Judged by the post-verdict behavior and statements of the jurors, it is clear that we have a serious problem: jurors who consider it their job to psychoanalyze themselves and the accused so as to bring peace and closure to a troubling situation.
Jurors take an oath at the start of the trial to set aside their personal views and prejudices, and objectively consider the evidence to be presented to them at the trial. They are then to render their decision on guilt or innocence based on that evidence and—importantly—on the law as they will be given it by the judge. They are not instructed to apply the law as they might like it to be, or how they think it should be. Jurors are to apply the law as it is. That includes the law concerning insanity.

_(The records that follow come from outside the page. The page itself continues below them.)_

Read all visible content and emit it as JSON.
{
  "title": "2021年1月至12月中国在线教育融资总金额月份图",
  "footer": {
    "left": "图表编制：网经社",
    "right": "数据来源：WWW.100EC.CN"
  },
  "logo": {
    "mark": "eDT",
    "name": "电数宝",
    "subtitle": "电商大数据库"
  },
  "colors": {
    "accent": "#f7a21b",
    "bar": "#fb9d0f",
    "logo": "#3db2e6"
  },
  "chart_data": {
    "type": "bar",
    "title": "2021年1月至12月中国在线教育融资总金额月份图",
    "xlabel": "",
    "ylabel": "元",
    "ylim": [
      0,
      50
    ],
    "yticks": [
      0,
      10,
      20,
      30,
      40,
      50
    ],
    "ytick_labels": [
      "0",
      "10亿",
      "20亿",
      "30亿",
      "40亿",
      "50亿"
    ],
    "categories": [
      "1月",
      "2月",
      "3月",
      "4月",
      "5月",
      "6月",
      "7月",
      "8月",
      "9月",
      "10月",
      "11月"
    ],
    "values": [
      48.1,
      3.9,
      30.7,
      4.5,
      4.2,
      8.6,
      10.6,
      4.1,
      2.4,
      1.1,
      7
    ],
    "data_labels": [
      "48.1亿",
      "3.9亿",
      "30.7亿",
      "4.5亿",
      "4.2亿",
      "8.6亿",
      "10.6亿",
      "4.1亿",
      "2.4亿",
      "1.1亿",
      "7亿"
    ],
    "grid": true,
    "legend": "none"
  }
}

As to this question—taking the definition of whether a person is insane at the time he or she commits the alleged offense and applying it to the facts adduced at the trial—the Yates jurors failed miserably. In an unbelievable display of either stupidity or hubris, Todd Frank, the 33-year-old jury foreman, told a TV show right after the case concluded that even though he and his fellow jurors concluded that Yates understood that what she’d done was wrong—which meant she did not fit the legal definition of “insane”—the jurors decided they would find her insane anyway and therefore “not guilty.”
This decision by the jurors was squarely at odds with what the jurors were told was the law they were required to apply to the facts of the case. Their decision seems to have been based at least in part on the presence in the jury room of a 13th juror: Dr. Phil.

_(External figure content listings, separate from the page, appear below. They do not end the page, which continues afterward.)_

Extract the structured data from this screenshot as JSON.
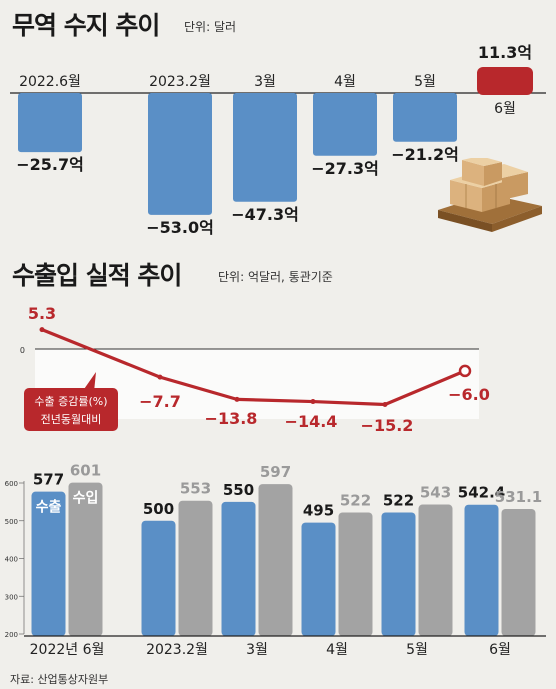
{
  "chart_data": [
    {
      "type": "bar",
      "title": "무역 수지 추이",
      "unit": "단위: 달러",
      "categories": [
        "2022.6월",
        "2023.2월",
        "3월",
        "4월",
        "5월",
        "6월"
      ],
      "values": [
        -25.7,
        -53.0,
        -47.3,
        -27.3,
        -21.2,
        11.3
      ],
      "value_labels": [
        "−25.7억",
        "−53.0억",
        "−47.3억",
        "−27.3억",
        "−21.2억",
        "11.3억"
      ],
      "colors": {
        "negative": "#5a8fc6",
        "positive": "#b8282c"
      }
    },
    {
      "type": "line",
      "title": "수출입 실적 추이",
      "unit": "단위: 억달러, 통관기준",
      "series_label": [
        "수출 증감률(%)",
        "전년동월대비"
      ],
      "values": [
        5.3,
        -7.7,
        -13.8,
        -14.4,
        -15.2,
        -6.0
      ],
      "value_labels": [
        "5.3",
        "−7.7",
        "−13.8",
        "−14.4",
        "−15.2",
        "−6.0"
      ],
      "zero_label": "0",
      "color": "#b8282c"
    },
    {
      "type": "bar",
      "categories": [
        "2022년 6월",
        "2023.2월",
        "3월",
        "4월",
        "5월",
        "6월"
      ],
      "series": [
        {
          "name": "수출",
          "values": [
            577,
            500,
            550,
            495,
            522,
            542.4
          ],
          "labels": [
            "577",
            "500",
            "550",
            "495",
            "522",
            "542.4"
          ],
          "color": "#5a8fc6"
        },
        {
          "name": "수입",
          "values": [
            601,
            553,
            597,
            522,
            543,
            531.1
          ],
          "labels": [
            "601",
            "553",
            "597",
            "522",
            "543",
            "531.1"
          ],
          "color": "#a3a3a3"
        }
      ],
      "ylim": [
        200,
        600
      ],
      "yticks": [
        200,
        300,
        400,
        500,
        600
      ],
      "ytick_labels": [
        "200",
        "300",
        "400",
        "500",
        "600"
      ]
    }
  ],
  "source": "자료: 산업통상자원부"
}
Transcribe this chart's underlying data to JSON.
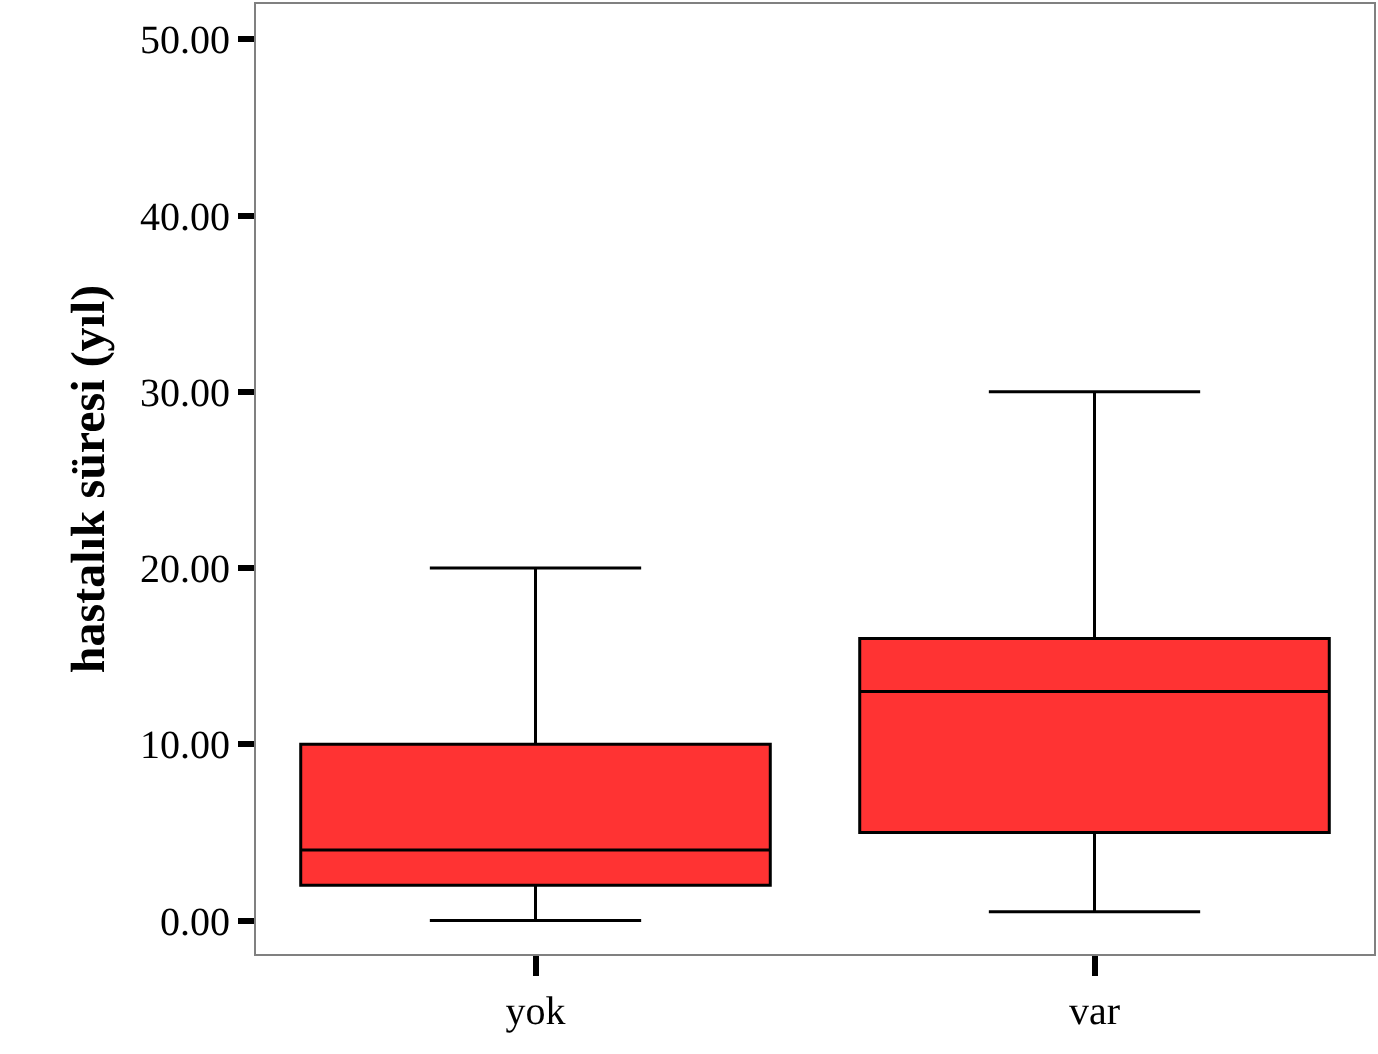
{
  "chart_data": {
    "type": "box",
    "ylabel": "hastalık süresi (yıl)",
    "categories": [
      "yok",
      "var"
    ],
    "boxes": [
      {
        "low": 0,
        "q1": 2,
        "median": 4,
        "q3": 10,
        "high": 20
      },
      {
        "low": 0.5,
        "q1": 5,
        "median": 13,
        "q3": 16,
        "high": 30
      }
    ],
    "color": "#ff3333",
    "ylim": [
      -1.9,
      52
    ],
    "yticks": [
      {
        "value": 0,
        "label": "0.00"
      },
      {
        "value": 10,
        "label": "10.00"
      },
      {
        "value": 20,
        "label": "20.00"
      },
      {
        "value": 30,
        "label": "30.00"
      },
      {
        "value": 40,
        "label": "40.00"
      },
      {
        "value": 50,
        "label": "50.00"
      }
    ],
    "grid": false
  }
}
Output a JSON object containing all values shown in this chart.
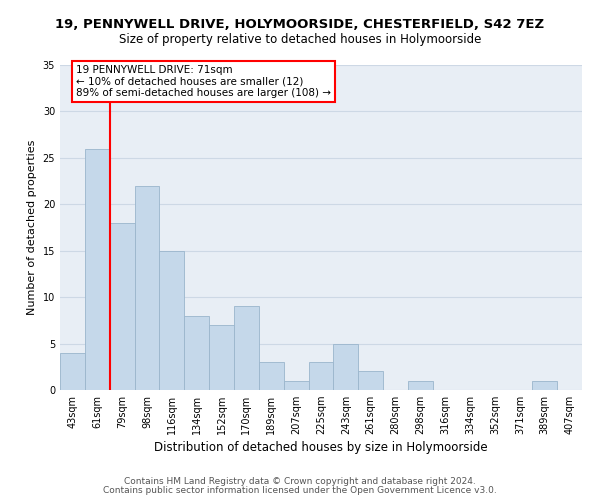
{
  "title": "19, PENNYWELL DRIVE, HOLYMOORSIDE, CHESTERFIELD, S42 7EZ",
  "subtitle": "Size of property relative to detached houses in Holymoorside",
  "xlabel": "Distribution of detached houses by size in Holymoorside",
  "ylabel": "Number of detached properties",
  "categories": [
    "43sqm",
    "61sqm",
    "79sqm",
    "98sqm",
    "116sqm",
    "134sqm",
    "152sqm",
    "170sqm",
    "189sqm",
    "207sqm",
    "225sqm",
    "243sqm",
    "261sqm",
    "280sqm",
    "298sqm",
    "316sqm",
    "334sqm",
    "352sqm",
    "371sqm",
    "389sqm",
    "407sqm"
  ],
  "values": [
    4,
    26,
    18,
    22,
    15,
    8,
    7,
    9,
    3,
    1,
    3,
    5,
    2,
    0,
    1,
    0,
    0,
    0,
    0,
    1,
    0
  ],
  "bar_color": "#c5d8ea",
  "bar_edgecolor": "#9ab5cc",
  "bg_color": "#e8eef5",
  "grid_color": "#cdd8e5",
  "annotation_text": "19 PENNYWELL DRIVE: 71sqm\n← 10% of detached houses are smaller (12)\n89% of semi-detached houses are larger (108) →",
  "redline_x": 1.5,
  "ylim": [
    0,
    35
  ],
  "yticks": [
    0,
    5,
    10,
    15,
    20,
    25,
    30,
    35
  ],
  "footer_line1": "Contains HM Land Registry data © Crown copyright and database right 2024.",
  "footer_line2": "Contains public sector information licensed under the Open Government Licence v3.0.",
  "title_fontsize": 9.5,
  "subtitle_fontsize": 8.5,
  "xlabel_fontsize": 8.5,
  "ylabel_fontsize": 8,
  "tick_fontsize": 7,
  "annotation_fontsize": 7.5,
  "footer_fontsize": 6.5
}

After the jurors’ verdict was announced in open court, the foreman could hardly wait to start giving interviews about their deliberations. His explanations delivered in those interviews reflect a striking misunderstanding of the role of the jurors in a criminal case. Rather than simply carry out the job they were sworn to fulfill, foreman Frank and his soap opera compatriots apparently used their time psychoanalyzing themselves, trying to heal wounds to their psyches.
Babbling on about “their” (the jurors’) emotional difficulties, and holding wakes for the murdered children during the deliberations, the ex-jury foreman seemed more concerned with soothing his own emotional feelings than in carrying out his oath as a juror to take the law as the judge gave it to him and apply it to the facts as he determined them at the trial.
Frank emotionally told anyone who would listen to his post-verdict bloviating that he and his fellow jurors had grown to “love each other” as a result of their time together. He went on to tell the whole world, which apparently in his mind was waiting breathlessly to learn of his redemption, that the jurors had all made it through the trauma OK.
Isn’t that sweet? Jurors—charged with determining whether an obviously disturbed (but clearly guilty) mother knew that what she was doing was wrong when she drowned her five children—find group love and healing as a result of their judicially sanctioned field trip together.
Rusty Yates, the former husband of Andrea Yates and the father of the five murdered children—who at times throughout the five years since the murders seemed nearly as weird as his former spouse—wept after the verdict and called it a “miracle.” In fact, it wasn’t a miracle at all. It was nonsense; gobbledygook; psychobabble. But then again, that does make for good TV.
Mr. Barr occupies the 21st Century Liberties Chair for Freedom and Privacy at the American Conservative Union Foundation.